La semana pasada me y los deleité con un casete de Horacio Salgán sólo con su piano, grabado hace 27 años junto al Lago de Palermo. Además de los agradecimientos recibí una crítica, por haber escrito que Salgán tenía raíces africanas, como Duke Ellington. Uno de ustedes dijo que era innecesario y que toda la humanidad compartía tales raíces. Le respondí que no es lo mismo un par de siglos, como Salgán, que centenares de miles de años y me desentendí.

Pero el tema me quedó repiqueteando y volví a escuchar las pocas versiones que hay al piano, sin trío ni orquesta, de Duke Ellington, con cuya calidad había equiparado a Salgán. Se me ocurrieron dos cosas que quiero compartir.

Una sobre la africanidad. Ellington fue parte del renacimiento negro que revolucionó la cultura de Harlem, en Nueva York, hace nueve décadas. Su orquesta extraordinaria tocaba en un cabarute donde sólo podían entrar blancos ricos, el Cotton Club (hay una mediocre película de Francis Ford Coppola, de 1984, con el insoportable Richard Gere).

Se llamaba Edward Kennedy (el apellido de su madre) Ellington (el de su padre), lo cual antes de la década de 1960 no le llamaba la atención a nadie. Pero todo el mundo le decía Duke, algo que transparenta la lucha contra el desprecio racial, ya fueran seudónimos adoptados por ellos como el King de Joe Oliver, el Count de Basie, o el Sir de Richard Hanna o nombres elegidos por su madre, como el Earl de Hines. Una realeza y una nobleza de la imaginación, compensatoria de las humillaciones cotidianas.

Además de sus actuaciones, Ellington interpretó y /o compuso una serie de temas, suites y cortometrajes que indagaban sobre la negritud (Black and Tan Fantasy, Creole Rhapsody, Symphony in Black, A Rhapsody of Negro Life; Black, Brown, and Beige; New Orleans Suite, The Afro-Eurasian Eclipse entre otras). En sus últimos años escribió incluso música sacra. Ellington grabó la Symphony in Black en lo que hoy llamaríamos un video clip en 1935, con el debut de Billie Holliday a sus veinte años.

 

 

Salgán no sintió esa necesidad de afirmación de sus raíces, porque la cultura argentina no discriminaba contra las raíces africanas, lisa y llanamente las ignoraba. Intuyo en Ellington dos movimientos complementarios. Todas esas suites reflejaban su aprecio por la música clásica.
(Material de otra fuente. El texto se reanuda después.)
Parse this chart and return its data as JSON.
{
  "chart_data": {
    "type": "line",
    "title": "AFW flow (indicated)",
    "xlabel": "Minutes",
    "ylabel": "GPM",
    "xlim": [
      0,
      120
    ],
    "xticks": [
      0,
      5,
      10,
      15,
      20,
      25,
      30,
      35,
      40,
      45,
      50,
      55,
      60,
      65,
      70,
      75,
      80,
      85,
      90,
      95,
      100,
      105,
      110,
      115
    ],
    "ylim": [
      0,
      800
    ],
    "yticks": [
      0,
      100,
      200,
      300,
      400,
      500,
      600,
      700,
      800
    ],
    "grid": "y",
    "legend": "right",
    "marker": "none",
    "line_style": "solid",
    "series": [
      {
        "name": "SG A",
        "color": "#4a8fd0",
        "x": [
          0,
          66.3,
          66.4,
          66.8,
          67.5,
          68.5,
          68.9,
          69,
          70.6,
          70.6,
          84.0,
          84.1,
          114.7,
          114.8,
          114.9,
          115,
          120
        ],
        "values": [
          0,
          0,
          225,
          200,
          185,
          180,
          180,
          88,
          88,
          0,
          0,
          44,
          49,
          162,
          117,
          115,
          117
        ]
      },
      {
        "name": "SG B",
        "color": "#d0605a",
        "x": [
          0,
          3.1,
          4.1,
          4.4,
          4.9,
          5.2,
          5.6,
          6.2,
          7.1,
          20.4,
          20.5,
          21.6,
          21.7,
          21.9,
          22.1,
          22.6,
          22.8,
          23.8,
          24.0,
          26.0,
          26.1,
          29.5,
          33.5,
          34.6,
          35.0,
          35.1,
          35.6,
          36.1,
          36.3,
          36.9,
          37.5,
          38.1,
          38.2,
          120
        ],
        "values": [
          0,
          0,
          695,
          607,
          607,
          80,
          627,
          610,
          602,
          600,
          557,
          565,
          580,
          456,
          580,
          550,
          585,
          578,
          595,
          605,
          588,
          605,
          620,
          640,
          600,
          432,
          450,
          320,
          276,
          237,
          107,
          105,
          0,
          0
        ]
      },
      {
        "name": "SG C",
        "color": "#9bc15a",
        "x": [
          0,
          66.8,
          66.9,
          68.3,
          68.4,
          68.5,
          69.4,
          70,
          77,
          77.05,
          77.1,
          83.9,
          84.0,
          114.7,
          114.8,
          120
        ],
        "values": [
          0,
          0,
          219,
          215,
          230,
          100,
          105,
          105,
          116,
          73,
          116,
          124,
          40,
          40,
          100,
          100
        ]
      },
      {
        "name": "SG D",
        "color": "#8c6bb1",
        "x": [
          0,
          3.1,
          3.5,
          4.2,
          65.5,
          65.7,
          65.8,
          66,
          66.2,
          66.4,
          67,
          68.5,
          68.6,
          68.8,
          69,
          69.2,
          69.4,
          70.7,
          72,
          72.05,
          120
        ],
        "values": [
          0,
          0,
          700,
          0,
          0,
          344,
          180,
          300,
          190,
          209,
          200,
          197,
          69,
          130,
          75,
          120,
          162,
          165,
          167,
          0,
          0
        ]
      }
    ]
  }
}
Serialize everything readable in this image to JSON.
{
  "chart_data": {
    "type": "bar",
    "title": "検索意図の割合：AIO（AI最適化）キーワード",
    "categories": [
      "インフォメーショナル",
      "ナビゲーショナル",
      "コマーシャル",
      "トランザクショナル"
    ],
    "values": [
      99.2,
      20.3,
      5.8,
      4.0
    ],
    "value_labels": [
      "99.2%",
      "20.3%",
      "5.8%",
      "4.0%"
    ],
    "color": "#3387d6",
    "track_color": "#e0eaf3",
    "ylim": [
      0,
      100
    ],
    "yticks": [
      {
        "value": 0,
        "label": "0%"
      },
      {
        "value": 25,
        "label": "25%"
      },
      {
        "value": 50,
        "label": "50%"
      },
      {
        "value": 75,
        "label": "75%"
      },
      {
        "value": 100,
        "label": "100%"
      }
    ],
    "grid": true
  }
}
Pero ése era un sentimiento complejo, muy distinto del que prevalecerá décadas después entre los músicos negros: además de gusto musical, era una forma de mostrar distinción, lo mismo que la elegancia de su vestimenta o su perfecta dicción del inglés, tan distante del dialecto afroestadounidense ebonics, una imagen de los negros distinta de los estereotipos creados por los blancos. Por decirlo en porteño, negro pero fino para hacerse perdonar el color, igual que Obama y Michelle. Lo mismo se aplica a sus exquisitas versiones de las suites Cascanueces de Tchaikovsky y Peer Gynt, de Grieg.

 

 

La otra sobre su pianismo. Cuando se cumplieron los cien años de su nacimiento, en 1999, los muchos homenajes que se le rindieron se concentraron en sus composiciones y su orquesta, cuyo sonido único revolucionó la música del siglo. No recuerdo que nadie lo haya destacado como pianista, incluso hubo quienes lo menoscabaron, relegándolo en comparación con su alter ego y director alterno de la banda a partir de la década de 1940, el también pianista y compositor Billy Strayhorn, lo cual me parece una burrada.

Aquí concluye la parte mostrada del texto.